The Court went on to validate contribution ceilings, but "[b]y contrast, the First Amendment requires the invalidation of the Act's independent expenditure ceiling, § 608(e)(1), its limitation on a candidate's expenditures from his own personal funds, 608(a), and its ceilings on overall campaign expenditures, § 608(c). These provisions place substantial and direct restrictions on the ability of candidates, citizens, and associations to engage in protected political expression, restrictions that the First Amendment cannot tolerate." (Emphasis added.) Id. at 58-59.

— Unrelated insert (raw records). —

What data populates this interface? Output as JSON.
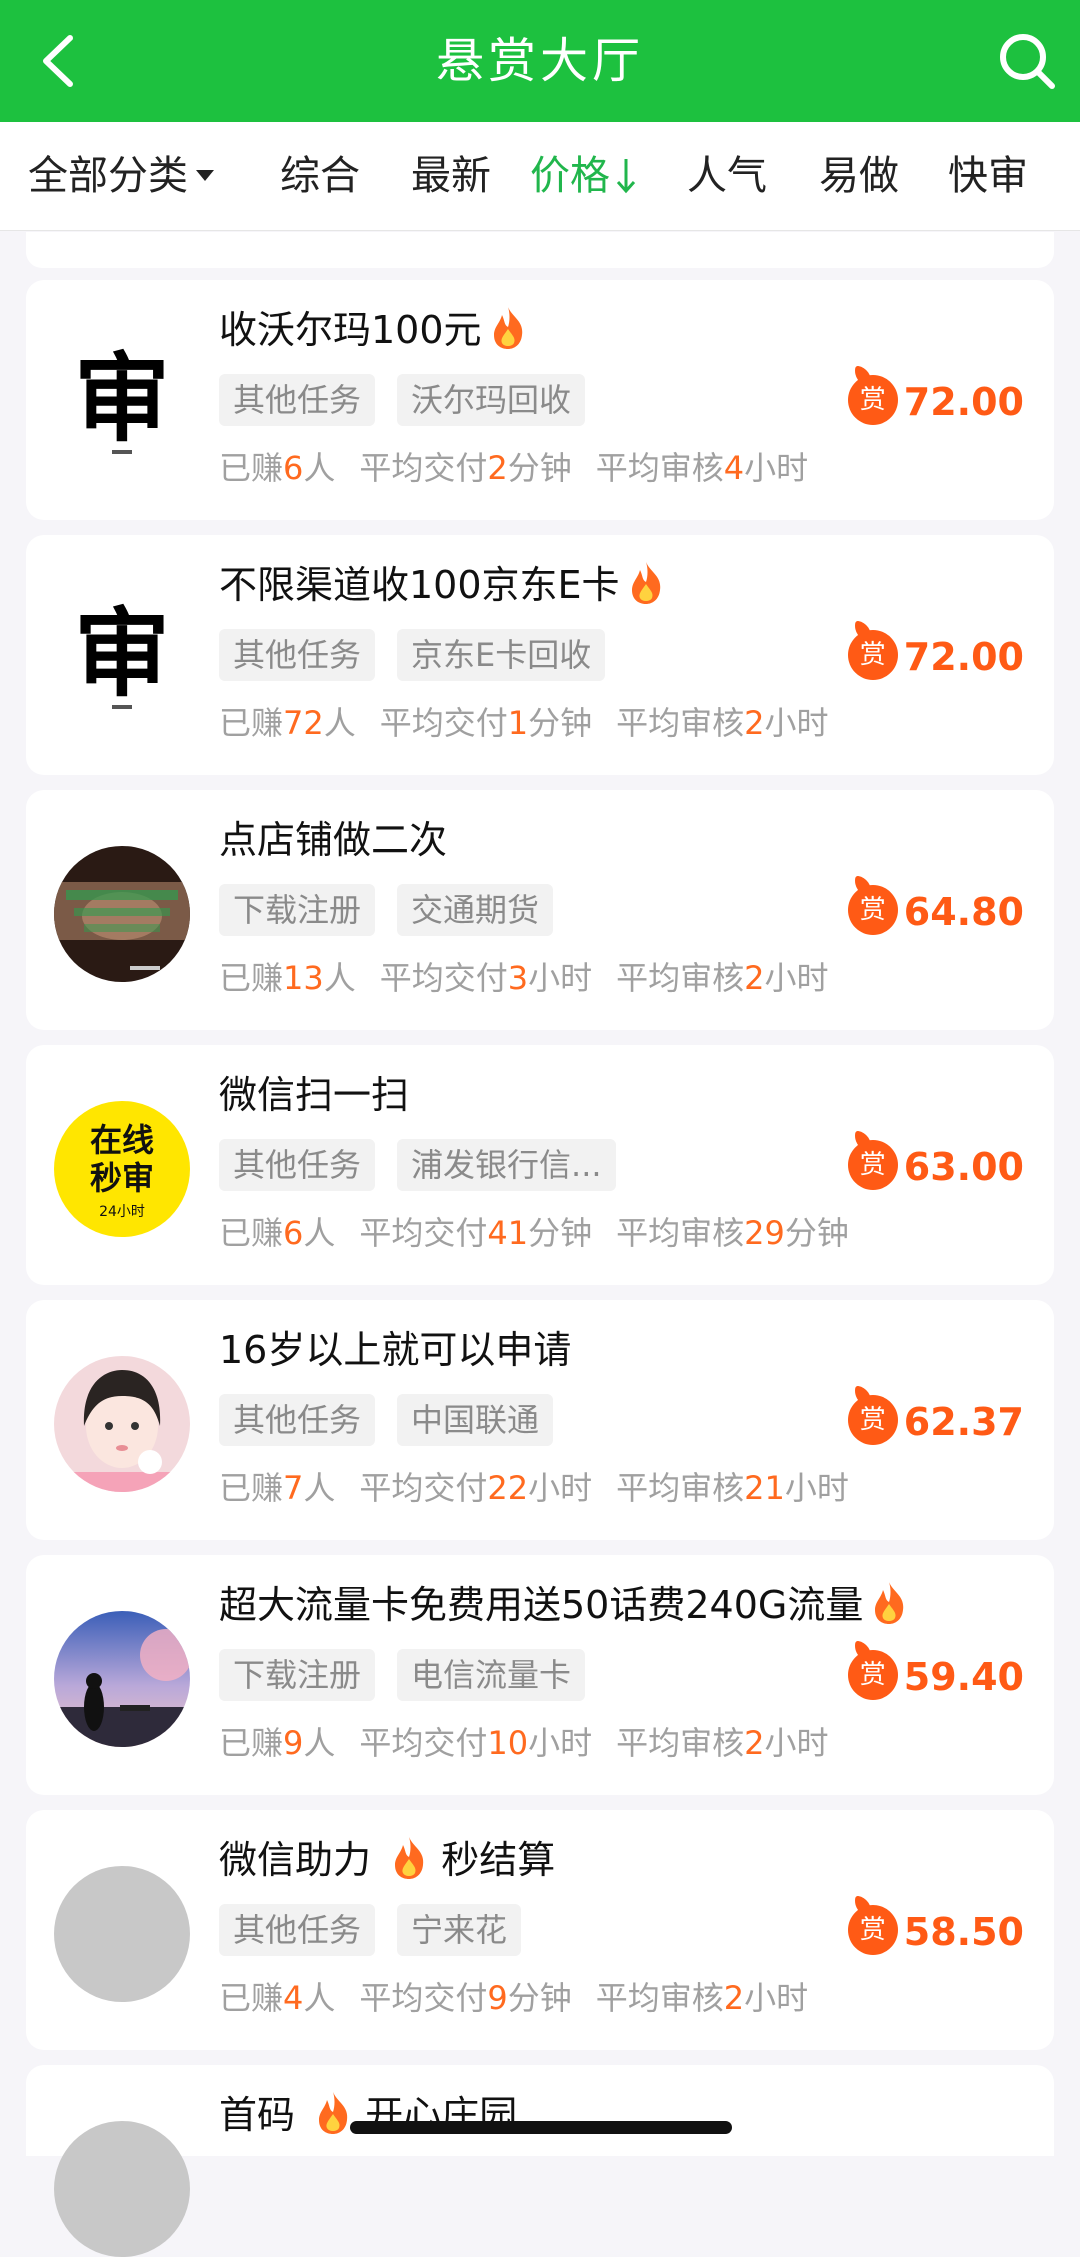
{
  "header": {
    "title": "悬赏大厅"
  },
  "filters": {
    "category": "全部分类",
    "items": [
      "综合",
      "最新",
      "价格",
      "人气",
      "易做",
      "快审"
    ],
    "active_index": 2
  },
  "tasks": [
    {
      "title": "收沃尔玛100元",
      "hot": true,
      "tags": [
        "其他任务",
        "沃尔玛回收"
      ],
      "earned_label": "已赚",
      "earned": "6",
      "earned_unit": "人",
      "deliver_label": "平均交付",
      "deliver": "2",
      "deliver_unit": "分钟",
      "review_label": "平均审核",
      "review": "4",
      "review_unit": "小时",
      "badge": "赏",
      "price": "72.00",
      "avatar": "calligraphy-shen"
    },
    {
      "title": "不限渠道收100京东E卡",
      "hot": true,
      "tags": [
        "其他任务",
        "京东E卡回收"
      ],
      "earned_label": "已赚",
      "earned": "72",
      "earned_unit": "人",
      "deliver_label": "平均交付",
      "deliver": "1",
      "deliver_unit": "分钟",
      "review_label": "平均审核",
      "review": "2",
      "review_unit": "小时",
      "badge": "赏",
      "price": "72.00",
      "avatar": "calligraphy-shen"
    },
    {
      "title": "点店铺做二次",
      "hot": false,
      "tags": [
        "下载注册",
        "交通期货"
      ],
      "earned_label": "已赚",
      "earned": "13",
      "earned_unit": "人",
      "deliver_label": "平均交付",
      "deliver": "3",
      "deliver_unit": "小时",
      "review_label": "平均审核",
      "review": "2",
      "review_unit": "小时",
      "badge": "赏",
      "price": "64.80",
      "avatar": "photo-dark"
    },
    {
      "title": "微信扫一扫",
      "hot": false,
      "tags": [
        "其他任务",
        "浦发银行信..."
      ],
      "earned_label": "已赚",
      "earned": "6",
      "earned_unit": "人",
      "deliver_label": "平均交付",
      "deliver": "41",
      "deliver_unit": "分钟",
      "review_label": "平均审核",
      "review": "29",
      "review_unit": "分钟",
      "badge": "赏",
      "price": "63.00",
      "avatar": "yellow-seal",
      "avatar_text": {
        "line1": "在线",
        "line2": "秒审",
        "line3": "24小时"
      }
    },
    {
      "title": "16岁以上就可以申请",
      "hot": false,
      "tags": [
        "其他任务",
        "中国联通"
      ],
      "earned_label": "已赚",
      "earned": "7",
      "earned_unit": "人",
      "deliver_label": "平均交付",
      "deliver": "22",
      "deliver_unit": "小时",
      "review_label": "平均审核",
      "review": "21",
      "review_unit": "小时",
      "badge": "赏",
      "price": "62.37",
      "avatar": "photo-girl"
    },
    {
      "title": "超大流量卡免费用送50话费240G流量",
      "hot": true,
      "tags": [
        "下载注册",
        "电信流量卡"
      ],
      "earned_label": "已赚",
      "earned": "9",
      "earned_unit": "人",
      "deliver_label": "平均交付",
      "deliver": "10",
      "deliver_unit": "小时",
      "review_label": "平均审核",
      "review": "2",
      "review_unit": "小时",
      "badge": "赏",
      "price": "59.40",
      "avatar": "photo-sunset"
    },
    {
      "title": "微信助力",
      "title_suffix": "秒结算",
      "hot_inline": true,
      "tags": [
        "其他任务",
        "宁来花"
      ],
      "earned_label": "已赚",
      "earned": "4",
      "earned_unit": "人",
      "deliver_label": "平均交付",
      "deliver": "9",
      "deliver_unit": "分钟",
      "review_label": "平均审核",
      "review": "2",
      "review_unit": "小时",
      "badge": "赏",
      "price": "58.50",
      "avatar": "gray-placeholder"
    },
    {
      "title": "首码",
      "title_suffix": "开心庄园",
      "hot_inline": true,
      "avatar": "gray-placeholder"
    }
  ],
  "colors": {
    "brand_green": "#1dc13f",
    "active_filter": "#21b64c",
    "reward_orange": "#ff5a15",
    "number_orange": "#ff6a1f"
  }
}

The specific holding of Buckley was, of course, as the majority suggests (maj. op. at n. 27), to invalidate the independent expenditure limitations, not to rule on expenditures of a political party committee — a ruling which, if made, would have left one point of view in the case at bar bereft of any support whatsoever. But surely the language used by the Court, the rationale of sustaining restrictions only where there was an obvious evil to be prevented, is highly relevant to our problem here. Buckley confirms that all of FECA's campaign "contribution and expenditure limitations operate in an area of the most fundamental First Amendment activities." 424 U.S. at 14, 96 S.Ct. at 632.